Let $(G,*)$ be a group and $H,K$ be two subgroups of $G$ of finite index (the number of left cosets of $H$ and $K$ in $G$). Is the set $H\cap K$ also a subgroup of finite index? I feel like need that $[G\colon(H\cap K)]$ is a divisor of $[G\colon H]\cdot[G\colon K]$, but I dont't know when this holds.

Can somebody help me out?


Solution 1:

Proof $1$: $\quad[G:H\cap K]=[G:H][H:H\cap K]=[G:H][HK:K]\le [G:H][G:K].$

We do not assume normality on $H,K$ and therefore cannot assume $HK$ is a group. But it is a disjoint union of cosets of $K$, so the index makes sense. Also, $[H:H\cap K]=[HK:K]$ follows from the orbit-stabilizer theorem: $H$ acts transitively on $HK/K$ and the element $K$ has stabilizer $H\cap K$.

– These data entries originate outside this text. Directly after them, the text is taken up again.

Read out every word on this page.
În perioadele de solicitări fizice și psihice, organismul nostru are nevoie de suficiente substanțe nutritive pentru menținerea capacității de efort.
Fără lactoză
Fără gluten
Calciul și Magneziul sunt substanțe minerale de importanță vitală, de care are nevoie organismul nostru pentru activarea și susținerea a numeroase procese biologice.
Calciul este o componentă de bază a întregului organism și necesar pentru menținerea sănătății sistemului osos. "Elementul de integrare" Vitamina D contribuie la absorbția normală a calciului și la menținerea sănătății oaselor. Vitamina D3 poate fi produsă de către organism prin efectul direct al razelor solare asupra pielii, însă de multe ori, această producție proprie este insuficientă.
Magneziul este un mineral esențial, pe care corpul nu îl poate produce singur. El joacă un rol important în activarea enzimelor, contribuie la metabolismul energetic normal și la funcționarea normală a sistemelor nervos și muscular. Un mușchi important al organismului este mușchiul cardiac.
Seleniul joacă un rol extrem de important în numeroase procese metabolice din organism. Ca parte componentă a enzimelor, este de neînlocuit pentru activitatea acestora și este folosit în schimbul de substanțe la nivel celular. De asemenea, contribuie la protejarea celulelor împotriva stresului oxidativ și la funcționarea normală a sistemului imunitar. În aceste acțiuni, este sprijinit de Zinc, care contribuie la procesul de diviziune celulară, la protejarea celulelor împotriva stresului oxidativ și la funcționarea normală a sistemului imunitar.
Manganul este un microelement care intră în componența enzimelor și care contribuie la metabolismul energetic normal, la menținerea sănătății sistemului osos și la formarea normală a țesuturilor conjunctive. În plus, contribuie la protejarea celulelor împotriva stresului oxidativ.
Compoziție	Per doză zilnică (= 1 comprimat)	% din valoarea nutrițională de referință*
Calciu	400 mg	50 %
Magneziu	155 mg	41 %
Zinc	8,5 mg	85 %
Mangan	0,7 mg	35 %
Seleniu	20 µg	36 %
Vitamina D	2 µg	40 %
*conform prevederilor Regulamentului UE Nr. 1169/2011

Proof $2$: Consider the diagonal action of $G$ on the product of coset spaces $G/H\times G/K$. The latter is finite so the orbit of $H\times K$ is finite, and the stabilizer of it is simply $H\cap K$. Invoke orbit-stabilizer.

Solution 2:

Let $\{H_1,\dots,H_m\}$ be the left cosets of $H$, and let $\{K_1,\dots,K_n\}$ be the left cosets of $K$. For each $x\in G$ there are unique $h(x)\in\{1,\dots,m\}$ and $k(x)\in\{1,\dots,n\}$ such that $x\in H_{h(x)}$ and $x\in K_{k(x)}$. Let $p(x)=\langle h(x),k(x)\rangle$. Note that the function $p$ takes on at most $mn$ different values. Now show:

Proposition: If $x$ and $y$ are in different left cosets of $H\cap K$, then $p(x)\ne p(y)$.

It follows immediately that $H\cap K$ can have at most $mn$ left cosets.

It may be easier to consider the contrapositive of the proposition:

If $p(x)=p(y)$, i.e., if $x$ and $y$ are in the same left coset of $H$ and the same left coset of $K$, then $x$ and $y$ are in the same left coset of $H\cap K$.

You may find it helpful to recall that $x$ and $y$ are in the same left coset of $H$ iff $x^{-1}y\in H$.